This might seem obvious to some but I would like to know what is exactly the purpose of this? And if there is a change of basis...it's just simply taking the new basis and writing it in terms of the old basis right?
I'm guessing that what you mean is the following: if you have a state $|\psi\rangle$ to be measured in an orthonormal basis $|\phi_+\rangle,|\phi_-\rangle$, then you should express $|\psi\rangle$ as $$ |\psi\rangle=a|\phi_+\rangle+b|\phi_-\rangle. $$ (I assume this is what you mean by being "in the basis"?) If you can do it like this, then it makes a huge difference to being able to read of the probabilities of measurement outcomes: the corresponding probabilities are simply $|a|^2,|b|^2$.
But, really, it's not that important. You could have $|\psi\rangle$ expressed in any basis, because all you have to calculate is $|\langle\phi_+|\psi\rangle|^2$ and $|\langle\phi_-|\psi\rangle|^2$.
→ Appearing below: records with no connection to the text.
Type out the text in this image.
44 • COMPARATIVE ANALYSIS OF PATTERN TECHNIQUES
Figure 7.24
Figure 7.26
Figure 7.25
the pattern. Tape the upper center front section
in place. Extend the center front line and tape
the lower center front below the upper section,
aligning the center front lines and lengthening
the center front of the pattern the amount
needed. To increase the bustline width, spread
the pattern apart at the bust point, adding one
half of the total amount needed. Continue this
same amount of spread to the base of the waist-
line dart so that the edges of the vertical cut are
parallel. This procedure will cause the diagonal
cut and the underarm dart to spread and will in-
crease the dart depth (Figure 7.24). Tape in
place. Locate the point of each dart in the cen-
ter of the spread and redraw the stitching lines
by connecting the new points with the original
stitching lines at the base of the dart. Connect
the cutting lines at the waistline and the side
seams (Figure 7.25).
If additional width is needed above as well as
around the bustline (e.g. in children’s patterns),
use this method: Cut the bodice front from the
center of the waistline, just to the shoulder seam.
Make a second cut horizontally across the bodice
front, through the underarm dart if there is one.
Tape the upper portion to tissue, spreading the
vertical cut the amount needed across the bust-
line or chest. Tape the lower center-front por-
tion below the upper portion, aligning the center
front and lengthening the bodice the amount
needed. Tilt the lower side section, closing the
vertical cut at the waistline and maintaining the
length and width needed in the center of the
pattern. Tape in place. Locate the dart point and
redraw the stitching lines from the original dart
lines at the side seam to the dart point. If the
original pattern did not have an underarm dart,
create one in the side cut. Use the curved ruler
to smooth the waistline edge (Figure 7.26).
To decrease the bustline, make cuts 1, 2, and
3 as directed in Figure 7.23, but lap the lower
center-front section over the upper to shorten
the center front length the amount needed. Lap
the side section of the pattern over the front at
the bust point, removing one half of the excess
Equally, as you mention, you could just perform a basis transformation. Imagine that you had $$ |\psi\rangle=\alpha|0\rangle+\beta|1\rangle, $$ then if you construct $$ U=|0\rangle\langle\phi_+|+|1\rangle\langle\phi_-|, $$ calculating $$ U|\psi\rangle=a|0\rangle+b|1\rangle, $$ so reading off the amplitudes of the 0 and 1 components gives you exactly the components you need. To see this, note $$ \langle0|U|\psi\rangle=\langle\phi_+|\psi\rangle. $$